If you want to experiment with tarot cards and don’t have any, we provide a free tarot spread generator using the Celtic Wings spread, which is based on the traditional Celtic Cross spread. This article explains how to use the spread.

14 thoughts on “Weekend Tarot Reading — Sunday, May 24, 2015

  1. Melissa Rhys

    dear Sarah,
    since last summer your readings have uncannily recorded (and inspired) my personal journey.
    last week one was a final breakthrough.
    thanks for your work of love
    Melissa

    p.s. I’ve been studying Tarots for a while, especially their connection with astrology.
    is there a general reference table of your personal interpretation of astrological correspondences between Tarots, signs and planets?
    opinions vastly differ on this matter and I’ve been comparing them since I started.
    thanks again.

  2. Cowboyiam

    I feel like I have been the hanged man for quite some time. I’m ready to finish this round and begin a new leg. Never-ending expansion.

  3. pam

    Seem to be in a star rut? Actually are all these cards starlit in one way or another! Is that the bigger headspace.

    Accepting the situation as it is. Landing all those parachutes. But the destination is worth it.

    Tri: try (have a go, effort, endeavour), trier (ie to sort through), trial (there will be a decision/outcome, to see how it goes for a while – trial run, something not to you taste ie a trial/trying), three (of anything, 3way, dimensions, dimensional, third time lucky, trine, trinity, triad…

    It seems a thorough and encompassing experience. Alot to it. Might take a while one way or another.

    I really felt the uplift in this readng Sarah – like those air arrows last week. Airborne.

    Is that ideas and how to land them.

    just fab. thank you

    1. Sarah TaylorSarah Taylor Post author

      pam — There is very much a star/cosmos theme to The Röhrig Tarot. It’s one of the reasons I am so connected with it; it situates experience in something that is very much transpersonal, and sometimes very much ‘other’. It is frequently like looking at the ‘familiar stranger’ in the mirror.

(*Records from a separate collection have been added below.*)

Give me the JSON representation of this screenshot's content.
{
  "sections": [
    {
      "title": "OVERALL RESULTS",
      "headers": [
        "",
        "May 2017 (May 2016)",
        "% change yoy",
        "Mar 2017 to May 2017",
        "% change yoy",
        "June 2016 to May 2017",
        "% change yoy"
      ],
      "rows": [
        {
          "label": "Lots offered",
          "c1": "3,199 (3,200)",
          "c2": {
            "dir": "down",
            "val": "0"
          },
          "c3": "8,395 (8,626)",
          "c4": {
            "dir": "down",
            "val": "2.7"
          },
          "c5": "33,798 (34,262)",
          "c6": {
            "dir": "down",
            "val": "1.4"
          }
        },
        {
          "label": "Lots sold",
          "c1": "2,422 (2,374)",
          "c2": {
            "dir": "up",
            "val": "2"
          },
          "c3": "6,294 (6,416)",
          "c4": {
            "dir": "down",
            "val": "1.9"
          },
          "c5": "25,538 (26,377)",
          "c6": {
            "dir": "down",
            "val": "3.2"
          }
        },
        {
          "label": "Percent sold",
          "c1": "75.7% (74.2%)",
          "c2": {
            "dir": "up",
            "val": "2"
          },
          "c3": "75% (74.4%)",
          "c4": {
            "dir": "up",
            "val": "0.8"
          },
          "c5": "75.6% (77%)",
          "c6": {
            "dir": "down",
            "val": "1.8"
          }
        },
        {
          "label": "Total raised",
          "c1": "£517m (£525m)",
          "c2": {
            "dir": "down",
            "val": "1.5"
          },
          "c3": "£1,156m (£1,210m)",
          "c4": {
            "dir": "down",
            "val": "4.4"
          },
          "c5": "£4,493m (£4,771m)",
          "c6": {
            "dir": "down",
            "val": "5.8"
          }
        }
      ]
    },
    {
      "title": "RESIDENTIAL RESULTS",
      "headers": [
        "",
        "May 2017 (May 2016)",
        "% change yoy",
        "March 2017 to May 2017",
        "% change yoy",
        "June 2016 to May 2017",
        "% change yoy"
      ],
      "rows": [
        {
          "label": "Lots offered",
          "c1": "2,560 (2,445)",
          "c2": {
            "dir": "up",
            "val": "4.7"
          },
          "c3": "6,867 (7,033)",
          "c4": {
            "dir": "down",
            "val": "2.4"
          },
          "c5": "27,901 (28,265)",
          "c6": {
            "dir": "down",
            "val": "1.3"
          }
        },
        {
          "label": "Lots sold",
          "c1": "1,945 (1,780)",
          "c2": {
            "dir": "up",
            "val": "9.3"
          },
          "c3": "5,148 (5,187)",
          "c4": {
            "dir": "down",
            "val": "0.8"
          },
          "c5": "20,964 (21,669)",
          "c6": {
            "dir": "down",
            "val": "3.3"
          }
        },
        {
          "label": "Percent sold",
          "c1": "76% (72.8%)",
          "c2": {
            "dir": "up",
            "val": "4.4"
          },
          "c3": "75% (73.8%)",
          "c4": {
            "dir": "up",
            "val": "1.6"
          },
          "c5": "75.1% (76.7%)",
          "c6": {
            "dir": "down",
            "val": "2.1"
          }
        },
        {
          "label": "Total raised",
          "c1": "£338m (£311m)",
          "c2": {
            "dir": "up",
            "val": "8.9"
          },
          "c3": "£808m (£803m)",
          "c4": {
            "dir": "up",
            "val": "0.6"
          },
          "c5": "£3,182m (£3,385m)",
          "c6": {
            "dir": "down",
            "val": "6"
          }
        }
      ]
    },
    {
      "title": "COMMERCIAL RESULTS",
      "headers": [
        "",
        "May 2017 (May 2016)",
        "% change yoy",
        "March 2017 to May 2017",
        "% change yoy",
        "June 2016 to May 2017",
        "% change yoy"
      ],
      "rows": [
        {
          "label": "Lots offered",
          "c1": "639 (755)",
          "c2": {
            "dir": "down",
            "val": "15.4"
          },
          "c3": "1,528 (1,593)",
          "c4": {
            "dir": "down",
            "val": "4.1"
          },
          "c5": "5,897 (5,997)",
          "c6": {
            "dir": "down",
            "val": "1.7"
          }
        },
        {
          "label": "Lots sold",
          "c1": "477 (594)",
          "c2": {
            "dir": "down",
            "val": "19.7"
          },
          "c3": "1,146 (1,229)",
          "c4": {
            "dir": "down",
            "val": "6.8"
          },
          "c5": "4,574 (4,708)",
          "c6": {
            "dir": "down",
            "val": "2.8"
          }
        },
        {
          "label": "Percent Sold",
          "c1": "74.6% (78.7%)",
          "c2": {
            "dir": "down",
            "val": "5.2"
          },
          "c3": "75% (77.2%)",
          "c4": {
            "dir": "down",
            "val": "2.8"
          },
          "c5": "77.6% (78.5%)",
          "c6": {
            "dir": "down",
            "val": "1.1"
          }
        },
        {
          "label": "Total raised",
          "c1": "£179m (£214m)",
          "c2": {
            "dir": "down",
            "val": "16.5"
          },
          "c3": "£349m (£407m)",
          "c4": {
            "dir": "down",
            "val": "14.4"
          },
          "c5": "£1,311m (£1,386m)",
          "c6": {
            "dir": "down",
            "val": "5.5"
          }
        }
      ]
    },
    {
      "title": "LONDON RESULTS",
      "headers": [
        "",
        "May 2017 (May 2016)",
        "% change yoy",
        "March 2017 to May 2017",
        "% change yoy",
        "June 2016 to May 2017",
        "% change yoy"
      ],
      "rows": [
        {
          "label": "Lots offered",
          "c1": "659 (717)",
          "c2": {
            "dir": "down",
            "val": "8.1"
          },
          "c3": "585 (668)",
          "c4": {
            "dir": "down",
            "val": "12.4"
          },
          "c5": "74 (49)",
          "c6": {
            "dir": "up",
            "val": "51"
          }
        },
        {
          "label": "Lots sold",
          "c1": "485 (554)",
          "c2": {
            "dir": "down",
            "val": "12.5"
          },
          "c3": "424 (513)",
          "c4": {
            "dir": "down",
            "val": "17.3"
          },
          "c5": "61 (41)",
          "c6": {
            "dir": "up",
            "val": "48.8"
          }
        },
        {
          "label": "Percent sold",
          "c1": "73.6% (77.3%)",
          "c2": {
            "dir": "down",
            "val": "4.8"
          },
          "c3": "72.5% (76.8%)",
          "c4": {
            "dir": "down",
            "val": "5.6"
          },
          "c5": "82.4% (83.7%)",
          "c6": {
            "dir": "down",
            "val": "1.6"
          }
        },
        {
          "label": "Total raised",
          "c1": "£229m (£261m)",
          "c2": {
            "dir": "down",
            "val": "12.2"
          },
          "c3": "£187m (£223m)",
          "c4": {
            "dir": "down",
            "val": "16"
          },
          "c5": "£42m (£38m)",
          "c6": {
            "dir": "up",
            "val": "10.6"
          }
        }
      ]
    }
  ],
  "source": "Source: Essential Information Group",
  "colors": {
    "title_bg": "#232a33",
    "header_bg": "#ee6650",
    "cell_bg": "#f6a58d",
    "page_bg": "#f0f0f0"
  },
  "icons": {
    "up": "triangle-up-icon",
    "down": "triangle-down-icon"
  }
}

      And you’re welcome :)

      1. pam

        Sarah with the hanged man – how does the energy change from this card? Is his current position dissolved/washed away by his hair in the water? But still, accepting, – he is still trapped – how does that ‘move on’ and change into something else – is it the acceptance?

        (thank you!)

        1. Sarah TaylorSarah Taylor Post author

          The best way to work with The Hanged Man when he makes an appearance in your life is indeed through surrender and acceptance, pam. Once you’ve done that, you are more able to see where you can act.

  4. Kate

    Hi Sarah, I’ve been following your writing on here since your first column on PW. I am often astounded at the depth you reach with your writing. I value it very much. And I can see the shift in understanding and integration over the years. And have hopefully been matching it in my own life. Many thanks.